”Cânı kim cânânı içün sevse cânânın sever

Cânı içün kim ki cânânın sever cânın sever.” demiş büyük şair Fuzuli.


Canan sevgilidir, ailedir, toplumdur, ülkedir, millettir, insanlıktır. Yeri gelir bilimdir, sanattır ve bazen Tanrı'dır.


Bir anne kendine bakar, beslenip uykusunu almaya çalışır. Çünkü bebeğini emzirecek, büyütecek ve topluma hayırlı bir birey olsun diye bebeği-cananı için canını sevecektir.


Bir doktor kendini geliştirmek, iyi bir doktor olmak ister. Çünkü hastalarına, topluma, insanlığa yararlı olmak ister. Bir öğretmen kendini geliştirmek, iyi olmak ister. Çünkü öğrencilerine dolayısıyla topluma yararlı olmak ister. Ün, para ve statü yanı sıra gelebilir. İkincildir bunlar, esas amaç değildir.


Geçenlerde bir sitede şöyle bir söyleme rastladım: "Esas olan sensin. Dünyada kendin için yaşıyorsun. Diğerleri ikincil." Bu bana çok çirkin geldi. Olumlamaların önemine, gücüne, gereğine inanıyorum. Tamam, evrene olumlu mesajlar da yollayalım. Ama haddimizi bilmemiz lazım. Başaracaksın, yapacaksın, yeneceksin söylemleri çok yoğun böyle sitelerde. Bu kişisel gelişim değil, insanları bencilleştiren bir söylem. Son tahlilde toplum için de zararlı olacaktır.

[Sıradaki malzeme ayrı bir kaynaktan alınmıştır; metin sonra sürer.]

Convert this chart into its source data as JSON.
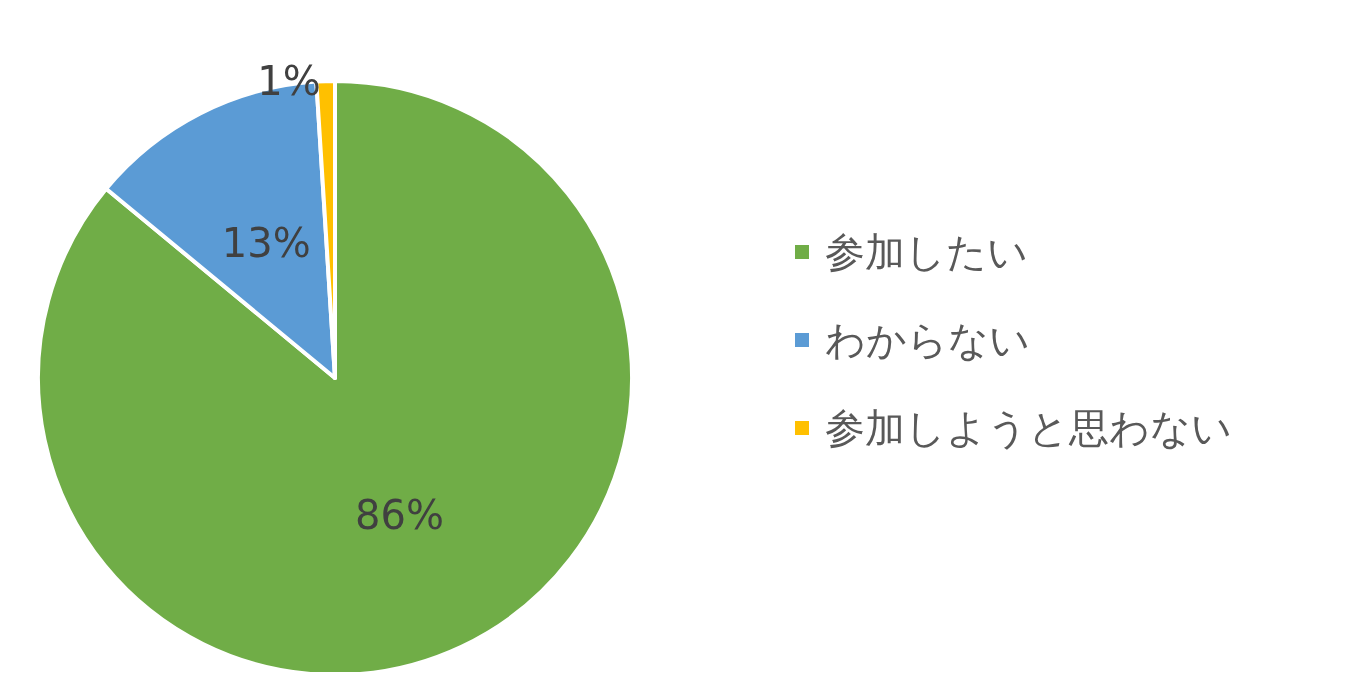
{
  "chart_data": {
    "type": "pie",
    "categories": [
      "参加したい",
      "わからない",
      "参加しようと思わない"
    ],
    "values": [
      86,
      13,
      1
    ],
    "colors": [
      "#70ad47",
      "#5b9bd5",
      "#ffc000"
    ],
    "value_labels": [
      "86%",
      "13%",
      "1%"
    ],
    "legend": "right"
  }
}
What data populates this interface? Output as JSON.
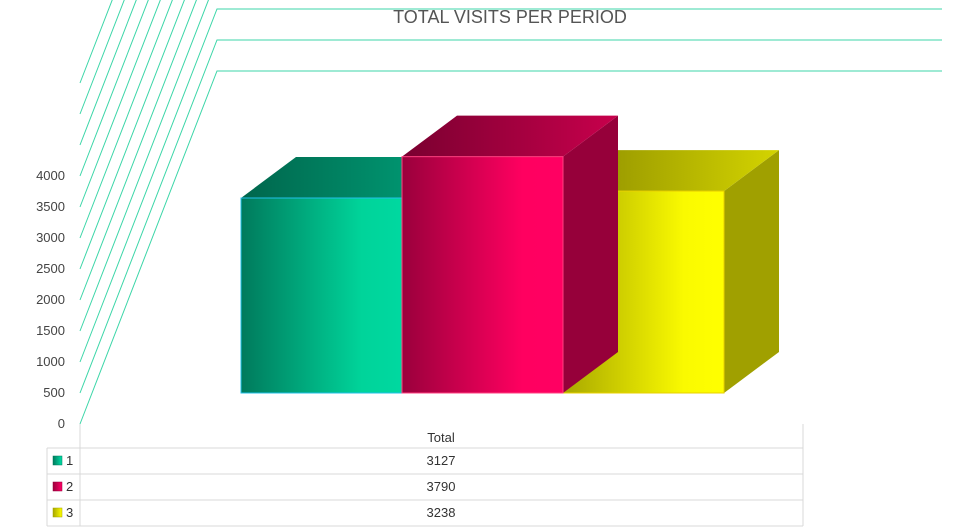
{
  "chart_data": {
    "type": "bar",
    "title": "TOTAL VISITS PER PERIOD",
    "categories": [
      "Total"
    ],
    "series": [
      {
        "name": "1",
        "values": [
          3127
        ]
      },
      {
        "name": "2",
        "values": [
          3790
        ]
      },
      {
        "name": "3",
        "values": [
          3238
        ]
      }
    ],
    "ylim": [
      0,
      4000
    ],
    "y_ticks": [
      "0",
      "500",
      "1000",
      "1500",
      "2000",
      "2500",
      "3000",
      "3500",
      "4000"
    ],
    "xlabel": "",
    "ylabel": "",
    "grid": true,
    "legend": "data-table-left",
    "colors": {
      "gridline": "#3cd6a8",
      "series_front": [
        "#00d49a",
        "#ff0060",
        "#ffff00"
      ],
      "series_dark": [
        "#00785a",
        "#96003a",
        "#a0a000"
      ]
    }
  }
}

Aklıma Asr sûresi geliyor:" Andolsun asra ki, insan hüsrandadır. Sadece iman edip salih amel işleyen ve birbirlerine Hakkı, sabrı tavsiye edenler müstesna.”


"Çağ yendi bizi, yorgunuz" diye bir dize anımsadım. İnsan çağa yeniliyor. Ve ben, çare dinime imanıma sarılıyorum. İnsan demek şefkât demektir diyen dinime. Ama %80-90 Müslüman ülkemde sevgisizlik hüküm sürüyor, tv kadın programlarıyla, haberlerle normalleştiriliyor. Çağ bizi de yenmiş. Ekonomik zorlukların kıskacında, cehaletin, antidemokratik söylemlerin kıskacında bilime sığınamıyor, sanata tutunamıyoruz. Din de toplumsal işlevini doğrusuyla yerine getiremiyor.


"Bir çağ yangını bu, eller günahkâr" diyor bir şarkı.

Çaresini büyük şair söylemiş: “Canı canan için sevmek.”


Tanrı yolumuzu aydınlatsın.


Pirimiz, hünkârımız Hacı Bektaş Veli demine, devranına hu.